Unfortunately, we moms may not have a choice soon. According to Today.com, a trending new "baby friendly" initiative may see hospital nurseries going the way of dads not being allowed in the delivery room, and become a thing of the past. Why? Because more and more hospitals feel babies rooming in with moms encourages breastfeeding and bonding, while nurseries do not.

"The research is abundant, and it shows the benefits of keeping a mom and baby together in a room really creates an environment that's the healthiest for the baby and the healthiest for the mothers," Lori Pugsley, newborn family units nursing director at Massachusetts General Hospital, explained to Today.com.

Currently, there are 355 so-called "baby friendly" hospitals in the U.S. But by the end of next year, that number is expected to grow to 530, or about 1 in 4 births.

So, does the term "baby friendly" imply these hospitals are not "mom friendly?" For some moms, the answer is absolutely not. As I said, I preferred having my newborns with me at all times; after all, I'd waited nine long months to meet them!

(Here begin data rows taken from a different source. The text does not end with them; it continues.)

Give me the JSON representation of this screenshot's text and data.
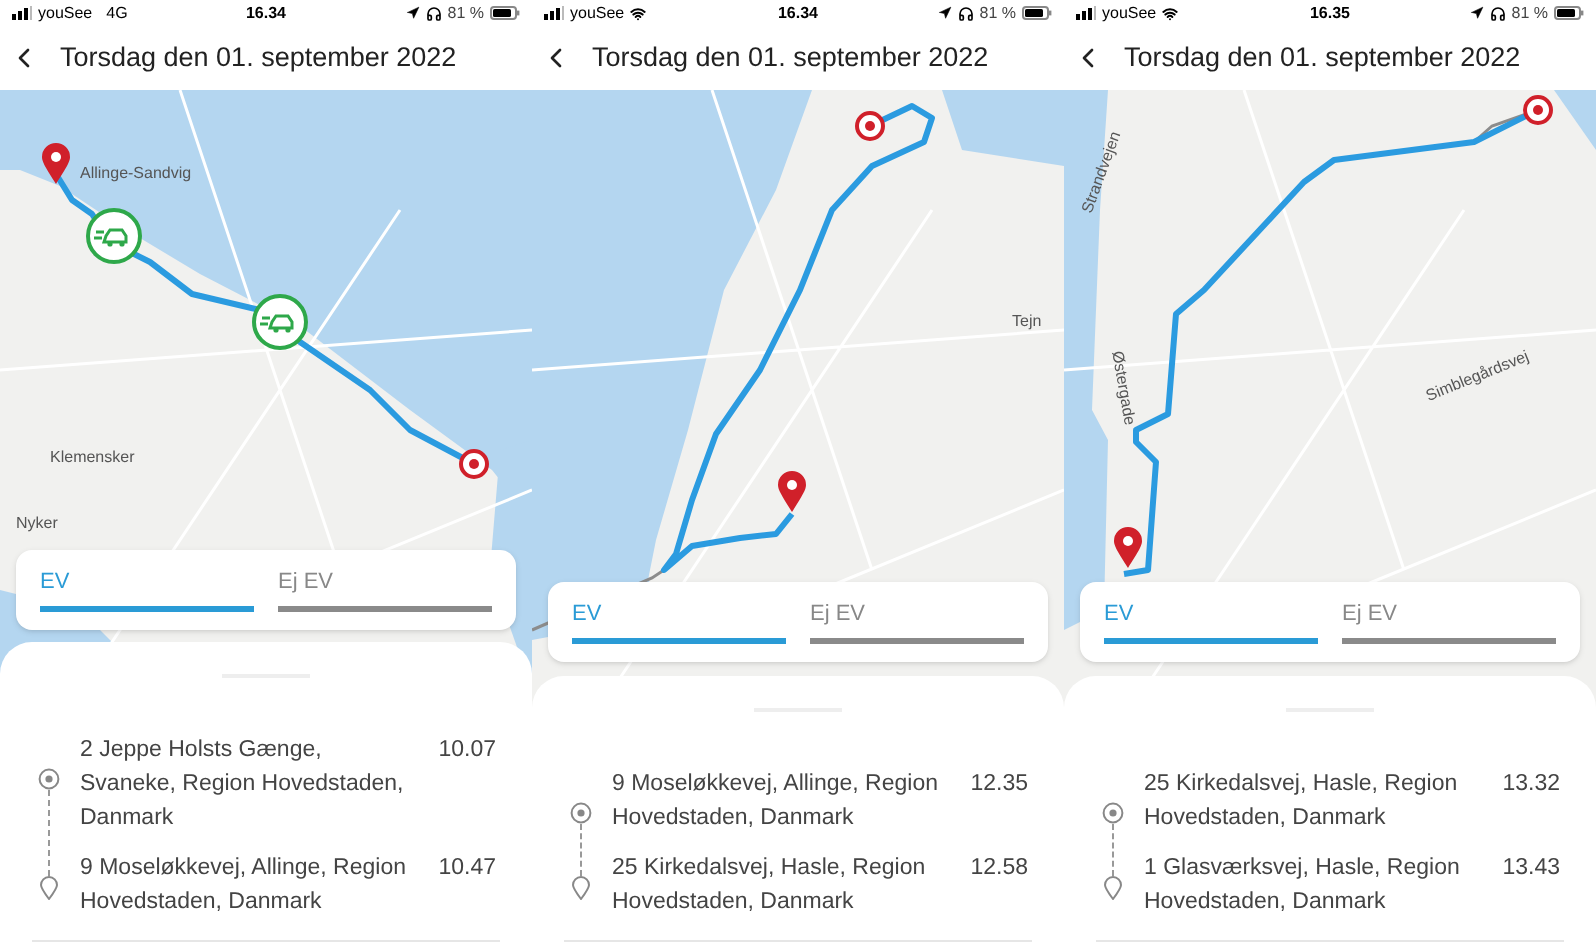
{
  "panels": [
    {
      "status": {
        "carrier": "youSee",
        "connection": {
          "kind": "text",
          "label": "4G"
        },
        "time": "16.34",
        "battery": "81 %"
      },
      "title": "Torsdag den 01. september 2022",
      "map_labels": [
        "Allinge-Sandvig",
        "Klemensker",
        "Nyker"
      ],
      "tabs": [
        {
          "label": "EV",
          "selected": true
        },
        {
          "label": "Ej EV",
          "selected": false
        }
      ],
      "stops": [
        {
          "address": "2 Jeppe Holsts Gænge, Svaneke, Region Hovedstaden, Danmark",
          "time": "10.07"
        },
        {
          "address": "9 Moseløkkevej, Allinge, Region Hovedstaden, Danmark",
          "time": "10.47"
        }
      ]
    },
    {
      "status": {
        "carrier": "youSee",
        "connection": {
          "kind": "wifi"
        },
        "time": "16.34",
        "battery": "81 %"
      },
      "title": "Torsdag den 01. september 2022",
      "map_labels": [
        "Tejn"
      ],
      "tabs": [
        {
          "label": "EV",
          "selected": true
        },
        {
          "label": "Ej EV",
          "selected": false
        }
      ],
      "stops": [
        {
          "address": "9 Moseløkkevej, Allinge, Region Hovedstaden, Danmark",
          "time": "12.35"
        },
        {
          "address": "25 Kirkedalsvej, Hasle, Region Hovedstaden, Danmark",
          "time": "12.58"
        }
      ]
    },
    {
      "status": {
        "carrier": "youSee",
        "connection": {
          "kind": "wifi"
        },
        "time": "16.35",
        "battery": "81 %"
      },
      "title": "Torsdag den 01. september 2022",
      "map_labels": [
        "Strandvejen",
        "Østergade",
        "Simblegårdsvej"
      ],
      "tabs": [
        {
          "label": "EV",
          "selected": true
        },
        {
          "label": "Ej EV",
          "selected": false
        }
      ],
      "stops": [
        {
          "address": "25 Kirkedalsvej, Hasle, Region Hovedstaden, Danmark",
          "time": "13.32"
        },
        {
          "address": "1 Glasværksvej, Hasle, Region Hovedstaden, Danmark",
          "time": "13.43"
        }
      ]
    }
  ]
}
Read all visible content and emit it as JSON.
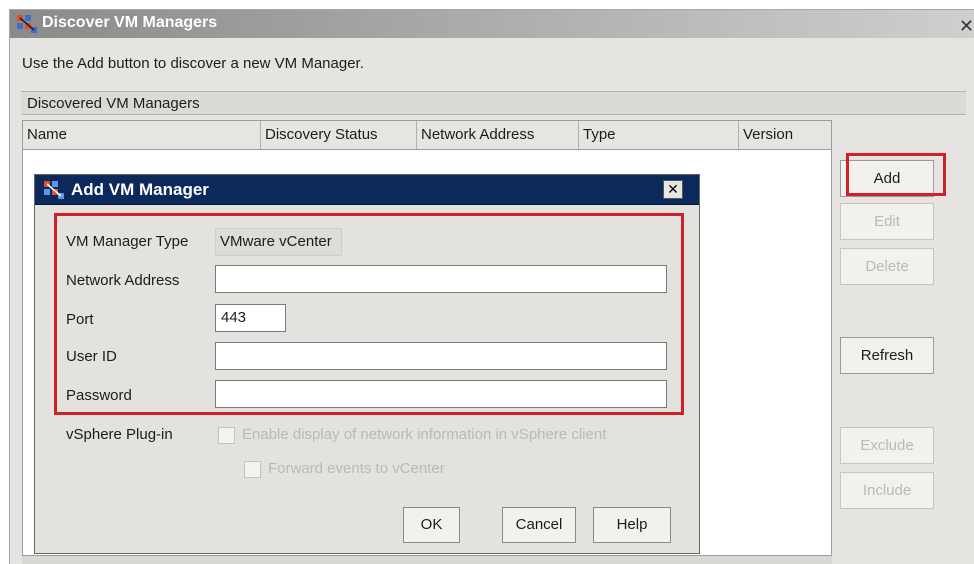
{
  "window": {
    "title": "Discover VM Managers",
    "close_glyph": "✕",
    "icon": "vm-manager-icon"
  },
  "instruction": "Use the Add button to discover a new VM Manager.",
  "group": {
    "label": "Discovered VM Managers"
  },
  "table": {
    "columns": [
      "Name",
      "Discovery Status",
      "Network Address",
      "Type",
      "Version"
    ],
    "rows": []
  },
  "side_buttons": {
    "add": "Add",
    "edit": "Edit",
    "delete": "Delete",
    "refresh": "Refresh",
    "exclude": "Exclude",
    "include": "Include"
  },
  "dialog": {
    "title": "Add VM Manager",
    "close_glyph": "✕",
    "icon": "vm-manager-icon",
    "fields": {
      "type_label": "VM Manager Type",
      "type_value": "VMware vCenter",
      "address_label": "Network Address",
      "address_value": "",
      "port_label": "Port",
      "port_value": "443",
      "userid_label": "User ID",
      "userid_value": "",
      "password_label": "Password",
      "password_value": ""
    },
    "plugin": {
      "label": "vSphere Plug-in",
      "option1": "Enable display of network information in vSphere client",
      "option2": "Forward events to vCenter"
    },
    "buttons": {
      "ok": "OK",
      "cancel": "Cancel",
      "help": "Help"
    }
  },
  "colors": {
    "highlight": "#d0202a",
    "dialog_title_bg": "#0b2a5b"
  }
}
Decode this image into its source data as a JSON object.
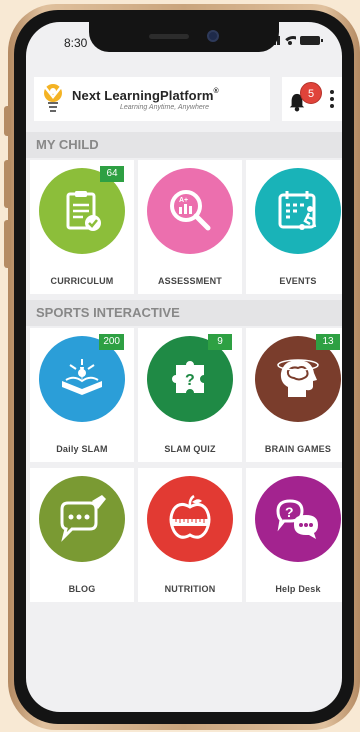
{
  "status_bar": {
    "time": "8:30"
  },
  "app_bar": {
    "brand_name": "Next LearningPlatform",
    "brand_mark": "®",
    "tagline": "Learning Anytime, Anywhere",
    "notification_count": "5"
  },
  "sections": [
    {
      "title": "MY CHILD",
      "tiles": [
        {
          "label": "CURRICULUM",
          "badge": "64",
          "color": "#8cbe3a",
          "icon": "clipboard-icon"
        },
        {
          "label": "ASSESSMENT",
          "badge": "",
          "color": "#ec6fae",
          "icon": "magnifier-chart-icon"
        },
        {
          "label": "EVENTS",
          "badge": "",
          "color": "#19b3b8",
          "icon": "calendar-player-icon"
        }
      ]
    },
    {
      "title": "SPORTS INTERACTIVE",
      "tiles": [
        {
          "label": "Daily SLAM",
          "badge": "200",
          "color": "#2b9ed8",
          "icon": "open-book-icon"
        },
        {
          "label": "SLAM QUIZ",
          "badge": "9",
          "color": "#1f8a45",
          "icon": "puzzle-question-icon"
        },
        {
          "label": "BRAIN GAMES",
          "badge": "13",
          "color": "#7a3d2c",
          "icon": "brain-head-icon"
        },
        {
          "label": "BLOG",
          "badge": "",
          "color": "#7a9a33",
          "icon": "speech-pen-icon"
        },
        {
          "label": "NUTRITION",
          "badge": "",
          "color": "#e23a33",
          "icon": "apple-tape-icon"
        },
        {
          "label": "Help Desk",
          "badge": "",
          "color": "#a3238f",
          "icon": "chat-question-icon"
        }
      ]
    }
  ],
  "colors": {
    "badge_green": "#2ea043",
    "notification_red": "#e0433a",
    "section_bg": "#e4e4e6"
  }
}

But for other moms, the absence of a nursery makes recovering from giving birth harder than it has to be. As new mom Christiane Boezio, who endured a 48-hour labor, told Today.com, "I asked the nurse if she would take him to the nursery for a few hours so my husband and I could get some sleep. And she said no. That it was policy that the baby stay in the room."

It'd be unfortunate not to at least have the option to use the nursery. And to me, it feels a bit like health care providers are telling us how to parent from moment one—as if by not having your baby with you 'round the clock from birth, you're somehow a bad mom. Oh, and let's not forget the "you must breastfeed to be a good mom, by the way" subtext. Ugh.

But here's the takeaway: If you're about to give birth, make sure you understand what the policy of your delivery hospital is so you are prepared. And if nursery care isn't offered, it may be time to call for reinforcements, i.e. grandma and grandpa!